Bread – Power and Truth

August 18, 2010

Readings for Wednesday, August 18th
    designated by the Book of Common Prayer:
    Judges 18:16-31; Acts 8:14-25; John 6:1-15
    Psalms 119:145-176, 128, 129, 130
In the last Bread, we met Micah with his toys, the idols, made in his image, together with his family and purchased priest.  Today, we pick up this history with the appearance of the Danites in Judges at Micah’s doorstep.

Now the Danites were from the tribe of Dan, one of the twelve tribes of Israel, and blessed by God with deliverance from bondage into the promised land.  The Danites have heard about Micah’s shrine, his idols, and his special Levite priest.  They have shown up, six hundred armed men strong, to take these things for themselves, because, I guess, Micah’s shrine, idols, and priest were quite nice, and it is easier to take something someone else has made then make it yourself.

Anyway, Micah objects, saying that, if they take his gods and priest, then "What else do I have?"  Judges 18:24.  The Danites respond by telling him to stop arguing with them because "some hot-tempered men will attack you" and Micah will lose his life.  Judges 18:25.  Micah thinks about it and decides that his life is worth more than his little shrine and lets his stuff be taken.
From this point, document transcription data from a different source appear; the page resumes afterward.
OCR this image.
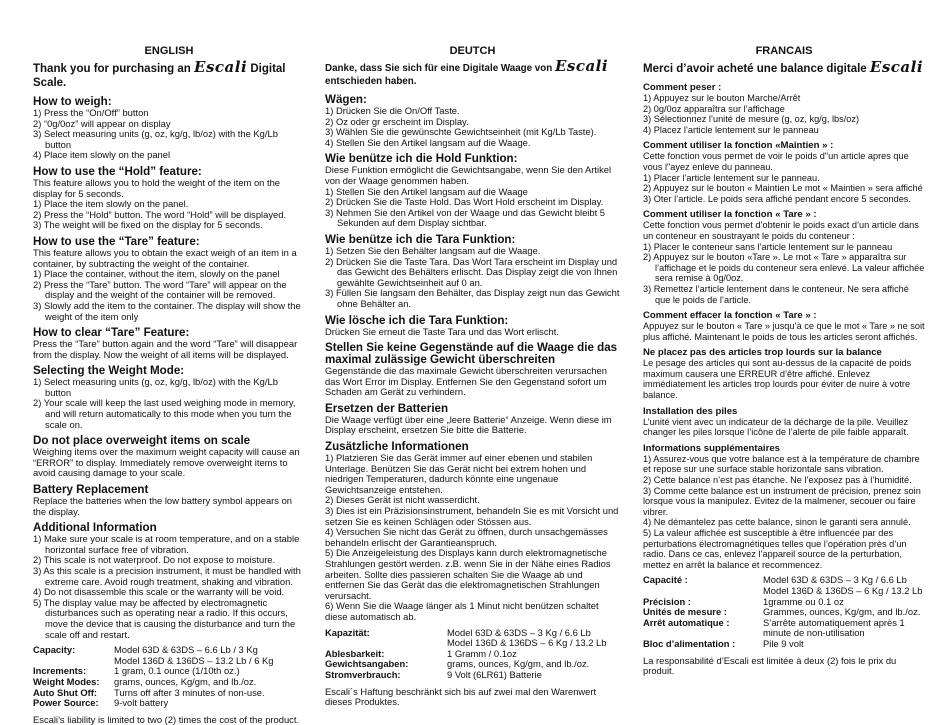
ENGLISH
Thank you for purchasing an Escali Digital Scale.
How to weigh:
1) Press the “On/Off” button
2) “0g/0oz” will appear on display
3) Select measuring units (g, oz, kg/g, lb/oz) with the Kg/Lb button
4) Place item slowly on the panel
How to use the “Hold” feature:
This feature allows you to hold the weight of the item on the display for 5 seconds.
1) Place the item slowly on the panel.
2) Press the “Hold” button. The word “Hold” will be displayed.
3) The weight will be fixed on the display for 5 seconds.
How to use the “Tare” feature:
This feature allows you to obtain the exact weigh of an item in a container, by subtracting the weight of the container.
1) Place the container, without the item, slowly on the panel
2) Press the “Tare” button. The word “Tare” will appear on the display and the weight of the container will be removed.
3) Slowly add the item to the container. The display will show the weight of the item only
How to clear “Tare” Feature:
Press the “Tare” button again and the word “Tare” will disappear from the display. Now the weight of all items will be displayed.
Selecting the Weight Mode:
1) Select measuring units (g, oz, kg/g, lb/oz) with the Kg/Lb button
2) Your scale will keep the last used weighing mode in memory, and will return automatically to this mode when you turn the scale on.
Do not place overweight items on scale
Weighing items over the maximum weight capacity will cause an “ERROR” to display. Immediately remove overweight items to avoid causing damage to your scale.
Battery Replacement
Replace the batteries when the low battery symbol appears on the display.
Additional Information
1) Make sure your scale is at room temperature, and on a stable horizontal surface free of vibration.
2) This scale is not waterproof. Do not expose to moisture.
3) As this scale is a precision instrument, it must be handled with extreme care. Avoid rough treatment, shaking and vibration.
4) Do not disassemble this scale or the warranty will be void.
5) The display value may be affected by electromagnetic disturbances such as operating near a radio. If this occurs, move the device that is causing the disturbance and turn the scale off and restart.
Capacity:	Model 63D & 63DS – 6.6 Lb / 3 Kg
Model 136D & 136DS – 13.2 Lb / 6 Kg
Increments:	1 gram, 0.1 ounce (1/10th oz.)
Weight Modes:	grams, ounces, Kg/gm, and lb./oz.
Auto Shut Off:	Turns off after 3 minutes of non-use.
Power Source:	9-volt battery
Escali’s liability is limited to two (2) times the cost of the product.
DEUTCH
Danke, dass Sie sich für eine Digitale Waage von Escali entschieden haben.
Wägen:
1) Drücken Sie die On/Off Taste.
2) Oz oder gr erscheint im Display.
3) Wählen Sie die gewünschte Gewichtseinheit (mit Kg/Lb Taste).
4) Stellen Sie den Artikel langsam auf die Waage.
Wie benütze ich die Hold Funktion:
Diese Funktion ermöglicht die Gewichtsangabe, wenn Sie den Artikel von der Waage genommen haben.
1) Stellen Sie den Artikel langsam auf die Waage
2) Drücken Sie die Taste Hold. Das Wort Hold erscheint im Display.
3) Nehmen Sie den Artikel von der Waage und das Gewicht bleibt 5 Sekunden auf dem Display sichtbar.
Wie benütze ich die Tara Funktion:
1) Setzen Sie den Behälter langsam auf die Waage.
2) Drücken Sie die Taste Tara. Das Wort Tara erscheint im Display und das Gewicht des Behälters erlischt. Das Display zeigt die von Ihnen gewählte Gewichtseinheit auf 0 an.
3) Füllen Sie langsam den Behälter, das Display zeigt nun das Gewicht ohne Behälter an.
Wie lösche ich die Tara Funktion:
Drücken Sie erneut die Taste Tara und das Wort erlischt.
Stellen Sie keine Gegenstände auf die Waage die das maximal zulässige Gewicht überschreiten
Gegenstände die das maximale Gewicht überschreiten verursachen das Wort Error im Display. Entfernen Sie den Gegenstand sofort um Schaden am Gerät zu verhindern.
Ersetzen der Batterien
Die Waage verfügt über eine „leere Batterie“ Anzeige. Wenn diese im Display erscheint, ersetzen Sie bitte die Batterie.
Zusätzliche Informationen
1) Platzieren Sie das Gerät immer auf einer ebenen und stabilen Unterlage. Benützen Sie das Gerät nicht bei extrem hohen und niedrigen Temperaturen, dadurch könnte eine ungenaue Gewichtsanzeige entstehen.
2) Dieses Gerät ist nicht wasserdicht.
3) Dies ist ein Präzisionsinstrument, behandeln Sie es mit Vorsicht und setzen Sie es keinen Schlägen oder Stössen aus.
4) Versuchen Sie nicht das Gerät zu öffnen, durch unsachgemässes behandeln erlischt der Garantieanspruch.
5) Die Anzeigeleistung des Displays kann durch elektromagnetische Strahlungen gestört werden. z.B. wenn Sie in der Nähe eines Radios arbeiten. Sollte dies passieren schalten Sie die Waage ab und entfernen Sie das Gerät das die elektromagnetischen Strahlungen verursacht.
6) Wenn Sie die Waage länger als 1 Minut nicht benützen schaltet diese automatisch ab.
Kapazität:	Model 63D & 63DS – 3 Kg / 6.6 Lb
Model 136D & 136DS – 6 Kg / 13.2 Lb
Ablesbarkeit:	1 Gramm / 0.1oz
Gewichtsangaben:	grams, ounces, Kg/gm, and lb./oz.
Stromverbrauch:	9 Volt (6LR61) Batterie
Escali´s Haftung beschränkt sich bis auf zwei mal den Warenwert dieses Produktes.
FRANCAIS
Merci d’avoir acheté une balance digitale Escali
Comment peser :
1) Appuyez sur le bouton Marche/Arrêt
2) 0g/0oz apparaîtra sur l’affichage
3) Sélectionnez l’unité de mesure (g, oz, kg/g, lbs/oz)
4) Placez l’article lentement sur le panneau
Comment utiliser la fonction «Maintien » :
Cette fonction vous permet de voir le poids d"un article apres que vous l"ayez enleve du panneau.
1) Placer l’article lentement sur le panneau.
2) Appuyez sur le bouton « Maintien Le mot « Maintien » sera affiché
3) Oter l’article. Le poids sera affiché pendant encore 5 secondes.
Comment utiliser la fonction « Tare » :
Cette fonction vous permet d’obtenir le poids exact d’un article dans un conteneur en soustrayant le poids du conteneur :
1) Placer le conteneur sans l’article lentement sur le panneau
2) Appuyez sur le bouton «Tare ». Le mot « Tare » apparaîtra sur l’affichage et le poids du conteneur sera enlevé. La valeur affichée sera remise à 0g/0oz.
3) Remettez l’article lentement dans le conteneur. Ne sera affiché que le poids de l’article.
Comment effacer la fonction « Tare » :
Appuyez sur le bouton « Tare » jusqu’à ce que le mot « Tare » ne soit plus affiché. Maintenant le poids de tous les articles seront affichés.
Ne placez pas des articles trop lourds sur la balance
Le pesage des articles qui sont au-dessus de la capacité de poids maximum causera une ERREUR d’être affiché. Enlevez immédiatement les articles trop lourds pour éviter de nuire à votre balance.
Installation des piles
L’unité vient avec un indicateur de la décharge de la pile. Veuillez changer les piles lorsque l’icône de l’alerte de pile faible apparaît.
Informations supplémentaires
1) Assurez-vous que votre balance est à la température de chambre et repose sur une surface stable horizontale sans vibration.
2) Cette balance n’est pas étanche. Ne l’exposez pas à l’humidité.
3) Comme cette balance est un instrument de précision, prenez soin lorsque vous la manipulez. Evitez de la malmener, secouer ou faire vibrer.
4) Ne démantelez pas cette balance, sinon le garanti sera annulé.
5) La valeur affichée est susceptible à être influencée par des perturbations électromagnétiques telles que l’opération près d’un radio. Dans ce cas, enlevez l’appareil source de la perturbation, mettez en arrêt la balance et recommencez.
Capacité :	Model 63D & 63DS – 3 Kg / 6.6 Lb
Model 136D & 136DS – 6 Kg / 13.2 Lb
Précision :	1gramme ou 0.1 oz
Unités de mesure :	Grammes, ounces, Kg/gm, and lb./oz.
Arrêt automatique :	S’arrête automatiquement après 1 minute de non-utilisation
Bloc d’alimentation :	Pile 9 volt
La responsabilité d’Escali est limitée à deux (2) fois le prix du produit.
Concurrently, the Levite priest’s story unfolds.  The Danites ask him to join them because he is a good priest.  He initially refuses, saying that he was needed in Micah’s house (remember that he was also pulling a salary, free meals, and free room).  The Danites respond that "isn’t it better that you serve a tribe and clan in Israel as priest rather than one man’s household?"  Judges 18:19.  The priest was glad to do so, recognizing the opportunity for promotion and a pay raise.

We conclude this story with the Danites going to Laish "against a peaceful and unsuspecting people.  They attacked them with the sword and burned down their city."  Judges 18:27.

What an ugly end to an ugly story!  These are supposed to be the people of God.  They are sons of the promise, to be fulfilled in Jesus Christ, blessed by deliverance from bondage, privileged to receive God’s revelation of His perfection in the Law, provided for with land which God provided, surrounded by miracles, and offered safety and security by following the Lord’s commands and living their life under His wing.  However, within a short period of time they are making idols, selling their birthright for current delight, exalting themselves, stealing other people’s property, handing over themselves as slaves to the highest bidder, and killing those people who stand in their way of taking what they want when they want it.  God’s people indeed!

What we see here is the slide from Truth, God’s truth, to power, to the imposition of man’s will upon those who disagree with him.  When Truth is gone, tyranny prevails.  When God is no longer the plumb line of truth, and man stands as the arbiter of truth, the only way to establish my truth is to conquer you, to exercise power over you.  Without allegiance to the true God, civilization becomes brutish and "peaceful and unsuspecting people" are put to the sword, even by other alleged followers of God.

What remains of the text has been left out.